HMRC also welcomes feedback on what stakeholders might find useful in future guidance. This guidance will form a new manual hence further draft guidance will be published in due course. We also understand that HMRC is sending letters to large businesses who it believes may be within the scope of the MTT and DTT.
The multinational top-up tax is a new tax on multinational enterprise groups with annual revenue of €750 million or more. A top-up tax will be charged on UK parent members when a subsidiary is located in a non-UK jurisdiction, and the group’s profits arising in that jurisdiction are taxed at a rate below the minimum effective tax rate of 15 percent.

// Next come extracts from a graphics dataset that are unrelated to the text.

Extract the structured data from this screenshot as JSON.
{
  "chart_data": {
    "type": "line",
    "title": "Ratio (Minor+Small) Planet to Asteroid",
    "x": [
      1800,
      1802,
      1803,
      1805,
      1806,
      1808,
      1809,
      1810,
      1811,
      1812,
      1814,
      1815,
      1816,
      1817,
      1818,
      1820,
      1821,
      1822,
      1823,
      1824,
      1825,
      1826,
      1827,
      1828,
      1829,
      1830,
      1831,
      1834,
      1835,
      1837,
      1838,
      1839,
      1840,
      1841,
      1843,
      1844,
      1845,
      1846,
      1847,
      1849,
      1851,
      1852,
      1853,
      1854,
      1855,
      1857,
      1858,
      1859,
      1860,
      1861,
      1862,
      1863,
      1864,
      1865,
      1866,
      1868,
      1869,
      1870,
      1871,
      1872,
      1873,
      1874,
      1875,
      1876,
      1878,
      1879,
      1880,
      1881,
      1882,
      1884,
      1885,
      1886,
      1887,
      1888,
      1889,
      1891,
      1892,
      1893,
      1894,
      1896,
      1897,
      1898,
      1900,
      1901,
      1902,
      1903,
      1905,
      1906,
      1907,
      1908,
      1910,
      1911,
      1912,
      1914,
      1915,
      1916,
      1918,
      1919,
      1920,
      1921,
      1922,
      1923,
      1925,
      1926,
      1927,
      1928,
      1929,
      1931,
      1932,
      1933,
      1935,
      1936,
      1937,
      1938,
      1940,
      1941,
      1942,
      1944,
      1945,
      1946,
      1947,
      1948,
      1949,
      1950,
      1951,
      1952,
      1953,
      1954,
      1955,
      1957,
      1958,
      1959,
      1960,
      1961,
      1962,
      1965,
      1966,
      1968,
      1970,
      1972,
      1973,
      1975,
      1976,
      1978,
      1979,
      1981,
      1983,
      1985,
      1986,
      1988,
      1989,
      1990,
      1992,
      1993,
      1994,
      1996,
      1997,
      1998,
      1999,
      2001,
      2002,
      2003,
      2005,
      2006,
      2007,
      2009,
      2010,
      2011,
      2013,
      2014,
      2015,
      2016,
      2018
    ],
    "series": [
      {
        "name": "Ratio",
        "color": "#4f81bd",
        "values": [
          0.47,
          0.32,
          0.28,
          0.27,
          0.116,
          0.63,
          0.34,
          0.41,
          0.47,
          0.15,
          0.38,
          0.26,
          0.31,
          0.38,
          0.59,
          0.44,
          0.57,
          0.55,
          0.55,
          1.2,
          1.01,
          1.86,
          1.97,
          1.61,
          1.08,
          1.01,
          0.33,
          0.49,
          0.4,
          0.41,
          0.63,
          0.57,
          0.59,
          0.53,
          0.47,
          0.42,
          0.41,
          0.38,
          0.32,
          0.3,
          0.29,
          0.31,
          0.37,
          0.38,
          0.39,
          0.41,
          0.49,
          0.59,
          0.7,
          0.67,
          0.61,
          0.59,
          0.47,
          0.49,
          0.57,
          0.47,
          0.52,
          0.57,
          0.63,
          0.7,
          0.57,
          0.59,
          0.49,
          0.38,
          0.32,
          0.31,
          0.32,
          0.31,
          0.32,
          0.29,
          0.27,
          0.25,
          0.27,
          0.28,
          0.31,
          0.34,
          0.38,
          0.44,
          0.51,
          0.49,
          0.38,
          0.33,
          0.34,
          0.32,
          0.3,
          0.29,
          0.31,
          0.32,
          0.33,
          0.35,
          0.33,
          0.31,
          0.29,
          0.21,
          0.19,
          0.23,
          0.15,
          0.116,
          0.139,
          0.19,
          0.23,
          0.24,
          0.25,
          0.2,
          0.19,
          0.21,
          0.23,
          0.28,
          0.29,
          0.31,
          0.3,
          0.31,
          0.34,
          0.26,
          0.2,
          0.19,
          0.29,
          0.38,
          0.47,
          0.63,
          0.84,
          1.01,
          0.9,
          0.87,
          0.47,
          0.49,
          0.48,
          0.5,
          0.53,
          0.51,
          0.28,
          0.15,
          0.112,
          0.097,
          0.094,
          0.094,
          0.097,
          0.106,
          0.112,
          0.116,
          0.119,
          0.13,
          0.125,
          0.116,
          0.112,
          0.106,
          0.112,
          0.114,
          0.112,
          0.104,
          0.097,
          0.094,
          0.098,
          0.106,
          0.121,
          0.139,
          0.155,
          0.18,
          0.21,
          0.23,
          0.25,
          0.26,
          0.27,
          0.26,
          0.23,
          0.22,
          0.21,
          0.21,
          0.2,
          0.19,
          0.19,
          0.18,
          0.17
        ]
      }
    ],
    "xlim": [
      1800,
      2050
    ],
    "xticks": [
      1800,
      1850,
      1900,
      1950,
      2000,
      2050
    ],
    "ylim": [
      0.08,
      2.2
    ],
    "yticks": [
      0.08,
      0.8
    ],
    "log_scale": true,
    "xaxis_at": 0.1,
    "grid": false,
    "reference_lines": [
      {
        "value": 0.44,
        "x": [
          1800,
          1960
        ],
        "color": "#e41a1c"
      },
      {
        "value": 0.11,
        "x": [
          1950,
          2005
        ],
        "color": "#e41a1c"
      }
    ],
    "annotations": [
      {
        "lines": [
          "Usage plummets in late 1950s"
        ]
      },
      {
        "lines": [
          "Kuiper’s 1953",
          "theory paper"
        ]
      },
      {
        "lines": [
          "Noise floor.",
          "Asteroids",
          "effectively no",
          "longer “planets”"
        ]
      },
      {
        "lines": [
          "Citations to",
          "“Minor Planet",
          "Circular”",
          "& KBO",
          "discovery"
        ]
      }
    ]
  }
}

These measures constitute the UK’s adoption of a qualifying Income Inclusion Rule and a Qualifying Domestic MTT (part of the Pillar 2 or GloBE rules). The draft guidance is partial and consists of three chapters of the HMRC guidance manual on multinational top-up tax, which exists as a standalone manual. Page 24 of the guidance includes a cross-reference table between the OECD Model Rules and the UK legislation.
The three chapters are:-
- Introduction, which includes an overview of the taxes and guidance on chargeability;
- Scope, which includes guidance on excluded entities, the revenue threshold test, and the transitional CbCR safe harbour; and
- Administration.
Additionally, the Introduction chapter includes a map between the legislation and the OECD Model Rules (at MTT09990). The draft guidance is intended to reflect the legislation in the Finance No. 2 Bill 2023 and will be updated to reflect any amendments to the legislation. Therefore, you should not assume that the guidance is comprehensive, nor that it will provide a definitive answer in every case. HMRC will use their own reasoning, based on their training and experience, when applying the guidance to the facts of particular cases.